Analysis of the genomes of Arabidopsis, human, mouse and rat revealed that tandemly arrayed duplicates account from 10% to 20% of all genes [2, 10, 11]. In addition, the contribution of tandem duplication to gene duplicates ranges from one-third in mammals  to almost 70% in Caenorhabditis elegans, highlighting the predominant role that tandem duplication plays in gene duplication. Tandem duplication contributes also to the evolution of other classes of functional elements such as exons within genes  or RNA genes . In this respect, the detection of recent tandemly duplicated segments in complete genome sequences is a question of foremost interest.
Tandem duplication has been extensively studied at the protein coding gene level [11, 15–17] or at the much smaller scale of serial repeats (micro-satellites), based on local DNA similarities [18, 19].
All studies based on protein similarity analysis are naturally biased by the available genome annotation. In addition, such analyses automatically exclude duplicated segments with RNA genes or degenerated copies from the scope of the study. Despons and colleagues  have recently proposed an approach combining protein and DNA sequence comparison, enabling to detect degenerated paralogous copies, but the method still relies on an existing annotation and is additionally, as acknowledged by the authors, essentially limited to the analysis of compact genomes. Using DNA sequence comparison only, Eichler and colleagues [21, 22] have significantly contributed to the understanding of dynamics of duplication in primates by studying highly identical duplicated DNA fragments greater than 1Kb, termed segmental duplications. This latter work is however limited to the study of very recent duplications.

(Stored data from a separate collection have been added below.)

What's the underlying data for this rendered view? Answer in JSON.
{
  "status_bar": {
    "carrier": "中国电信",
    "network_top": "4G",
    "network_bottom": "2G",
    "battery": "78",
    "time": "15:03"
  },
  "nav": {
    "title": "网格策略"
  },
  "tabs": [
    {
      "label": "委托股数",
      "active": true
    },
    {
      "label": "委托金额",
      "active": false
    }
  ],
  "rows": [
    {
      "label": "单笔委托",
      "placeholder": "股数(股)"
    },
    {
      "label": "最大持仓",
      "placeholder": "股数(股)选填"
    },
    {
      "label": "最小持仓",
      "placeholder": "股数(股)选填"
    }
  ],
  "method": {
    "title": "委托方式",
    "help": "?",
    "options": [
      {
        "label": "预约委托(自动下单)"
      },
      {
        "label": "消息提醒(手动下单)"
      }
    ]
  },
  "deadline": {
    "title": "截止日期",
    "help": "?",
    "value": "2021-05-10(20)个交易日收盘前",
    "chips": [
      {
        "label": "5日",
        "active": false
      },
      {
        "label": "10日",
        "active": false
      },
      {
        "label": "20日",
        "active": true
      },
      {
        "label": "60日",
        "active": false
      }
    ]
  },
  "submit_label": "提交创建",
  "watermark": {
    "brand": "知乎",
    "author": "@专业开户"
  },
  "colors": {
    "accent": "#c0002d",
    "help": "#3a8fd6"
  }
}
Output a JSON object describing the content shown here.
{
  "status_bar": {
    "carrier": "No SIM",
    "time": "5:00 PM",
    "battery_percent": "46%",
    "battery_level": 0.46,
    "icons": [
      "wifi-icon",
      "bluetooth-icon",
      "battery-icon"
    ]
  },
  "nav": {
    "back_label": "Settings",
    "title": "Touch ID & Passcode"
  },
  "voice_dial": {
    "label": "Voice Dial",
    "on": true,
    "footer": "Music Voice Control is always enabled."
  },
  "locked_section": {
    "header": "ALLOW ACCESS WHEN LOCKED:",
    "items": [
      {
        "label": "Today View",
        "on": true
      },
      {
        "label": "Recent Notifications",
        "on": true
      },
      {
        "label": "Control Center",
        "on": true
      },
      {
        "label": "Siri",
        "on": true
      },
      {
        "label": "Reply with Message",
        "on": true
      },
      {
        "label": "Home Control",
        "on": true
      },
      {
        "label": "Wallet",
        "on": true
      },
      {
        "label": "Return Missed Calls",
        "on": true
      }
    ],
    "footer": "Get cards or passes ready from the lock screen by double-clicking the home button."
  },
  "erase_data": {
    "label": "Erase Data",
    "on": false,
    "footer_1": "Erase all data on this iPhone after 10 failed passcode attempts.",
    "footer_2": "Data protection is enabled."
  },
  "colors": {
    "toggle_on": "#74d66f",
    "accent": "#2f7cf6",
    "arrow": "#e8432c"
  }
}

On the other side of the size spectrum, different algorithms have been devised to detect so-called serial repeats at the DNA level. Initially targeted at short (micro-satellite-like) repeats, these algorithms have been considerably improved, leading to tools such as TRF  or mreps  which are capable detecting short tandem repeats on whole genomes. But, as shown in our experiments, the underlying definition of a serial repeat (as a contiguously repeated string) is not suitable for detecting large duplications that may contain disrupted similarities and which, despite being close, are far from contiguous.
In this paper, we introduce ReD Tandem, a tandem duplication detection tool that works from the genomic DNA sequence of the considered organism. In order to identify tandem duplicated segments, we start from short similar regions (also called anchors) that have been detected by a fast whole genome self-alignment software. These anchors are then chained into larger (duplicated) segments, similarly to what is done in synteny or segmental duplication detection tools such as DAGchainer  or OSfinder , modified to account for the specific properties of tandem duplications. In the next step, we analyse these chains to find tandem regions and an associated duplication unit. This duplication unit is used as a seed to locate further tandem duplications defining what we call a Tandem Array (TA).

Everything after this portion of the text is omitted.